Le ofreció una, pero Rose hizo un gesto negativo. Ah, sí, que tenía el estómago revuelto, recordó entonces. Luego ofreció a Assad, pero tampoco quiso. Bueno, así habría más para él.
—Escucha, Carl. Sprogø era una isla de la que las mujeres no podían escapar, ¿lo sabías? Era la antesala del infierno. Consideraban a aquellas mujeres enfermas, pero no les daban ningún tratamiento, porque aquello no era un hospital. Tampoco era una cárcel, así que se quedaban allí por tiempo indefinido. Algunas pasaron casi toda su vida sin contacto con su familia ni con ninguna otra persona fuera de la isla. Y eso ocurrió hasta 1961. Joder, Carl, ha pasado en tu época, ¿te das cuenta?
No cabía duda de que el sentido de justicia de Rose había despertado.

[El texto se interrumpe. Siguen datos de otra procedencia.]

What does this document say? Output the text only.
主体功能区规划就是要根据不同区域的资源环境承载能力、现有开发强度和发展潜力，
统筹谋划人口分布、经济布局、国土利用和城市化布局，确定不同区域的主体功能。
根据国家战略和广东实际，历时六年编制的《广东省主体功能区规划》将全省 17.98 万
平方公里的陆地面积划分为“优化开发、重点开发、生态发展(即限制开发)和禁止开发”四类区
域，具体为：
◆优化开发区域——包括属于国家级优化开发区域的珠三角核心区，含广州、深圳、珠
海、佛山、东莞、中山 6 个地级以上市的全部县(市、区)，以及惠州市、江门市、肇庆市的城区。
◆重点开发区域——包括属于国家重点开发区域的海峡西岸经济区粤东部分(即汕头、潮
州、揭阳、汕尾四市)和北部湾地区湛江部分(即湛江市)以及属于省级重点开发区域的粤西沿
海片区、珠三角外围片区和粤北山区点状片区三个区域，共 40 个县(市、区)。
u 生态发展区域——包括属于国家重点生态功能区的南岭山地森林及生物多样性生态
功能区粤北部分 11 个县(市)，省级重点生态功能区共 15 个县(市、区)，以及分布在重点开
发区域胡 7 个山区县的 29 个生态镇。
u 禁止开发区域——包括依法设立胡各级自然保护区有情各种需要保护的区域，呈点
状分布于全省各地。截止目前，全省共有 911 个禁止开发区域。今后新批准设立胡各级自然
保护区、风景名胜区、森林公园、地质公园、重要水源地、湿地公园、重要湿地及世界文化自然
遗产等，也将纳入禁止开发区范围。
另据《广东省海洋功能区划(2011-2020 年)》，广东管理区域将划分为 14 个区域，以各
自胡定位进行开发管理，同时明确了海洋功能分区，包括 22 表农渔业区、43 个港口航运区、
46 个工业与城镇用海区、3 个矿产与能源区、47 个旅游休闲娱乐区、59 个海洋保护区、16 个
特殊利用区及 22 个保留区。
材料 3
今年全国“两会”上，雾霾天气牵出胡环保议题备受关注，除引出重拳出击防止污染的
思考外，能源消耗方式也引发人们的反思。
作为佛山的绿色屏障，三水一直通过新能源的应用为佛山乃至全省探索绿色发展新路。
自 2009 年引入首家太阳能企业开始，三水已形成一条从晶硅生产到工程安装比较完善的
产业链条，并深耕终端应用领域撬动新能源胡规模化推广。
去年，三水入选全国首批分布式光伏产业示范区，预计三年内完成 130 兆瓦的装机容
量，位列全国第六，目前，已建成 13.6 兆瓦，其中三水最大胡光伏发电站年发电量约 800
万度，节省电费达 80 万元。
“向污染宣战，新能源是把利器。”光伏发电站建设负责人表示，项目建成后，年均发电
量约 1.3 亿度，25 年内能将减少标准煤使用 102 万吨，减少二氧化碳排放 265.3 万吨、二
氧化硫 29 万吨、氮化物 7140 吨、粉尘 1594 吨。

Carl iba a protestar, pero vio que Rose tenía razón. Había sucedido justo en su época, y estaba sorprendido.
—Vale —reconoció con un gesto afirmativo—. Así que aquel Christian Keller deportó a aquellas mujeres a Sprogø porque pensaba que no estaban capacitadas para vivir una vida normal, ¿verdad? ¿Y por eso terminó allí Rita Nielsen?
—Sí, joder, llevo toda la noche leyendo sobre aquella gentuza: Keller y su sucesor en Brejning, Wildenskov. Los dos fueron dueños y señores de aquello desde 1923 hasta dos años antes de que cerrasen la institución en 1961, y en esos casi cuarenta años llevaron a mil quinientas mujeres a la isla por tiempo indefinido; y el lugar no era ningún jardín de rosas, te lo aseguro. Trato duro, trabajo duro. Personal con escasa formación, que consideraba a las «chicas», como las llamaban, personas inferiores, las trataban con brutalidad, obligándolas a prestar obediencia ciega, y las vigilaban día y noche. Si no obedecían, las metían en celdas de castigo. Aislamiento durante días. Y si alguna albergaba alguna esperanza de escapar de la puta isla, ya sabía que podría hacerlo solo tras ser esterilizada. ¡Esterilizada a la fuerza! Les quitaban la vida sexual y órganos sexuales, Carl.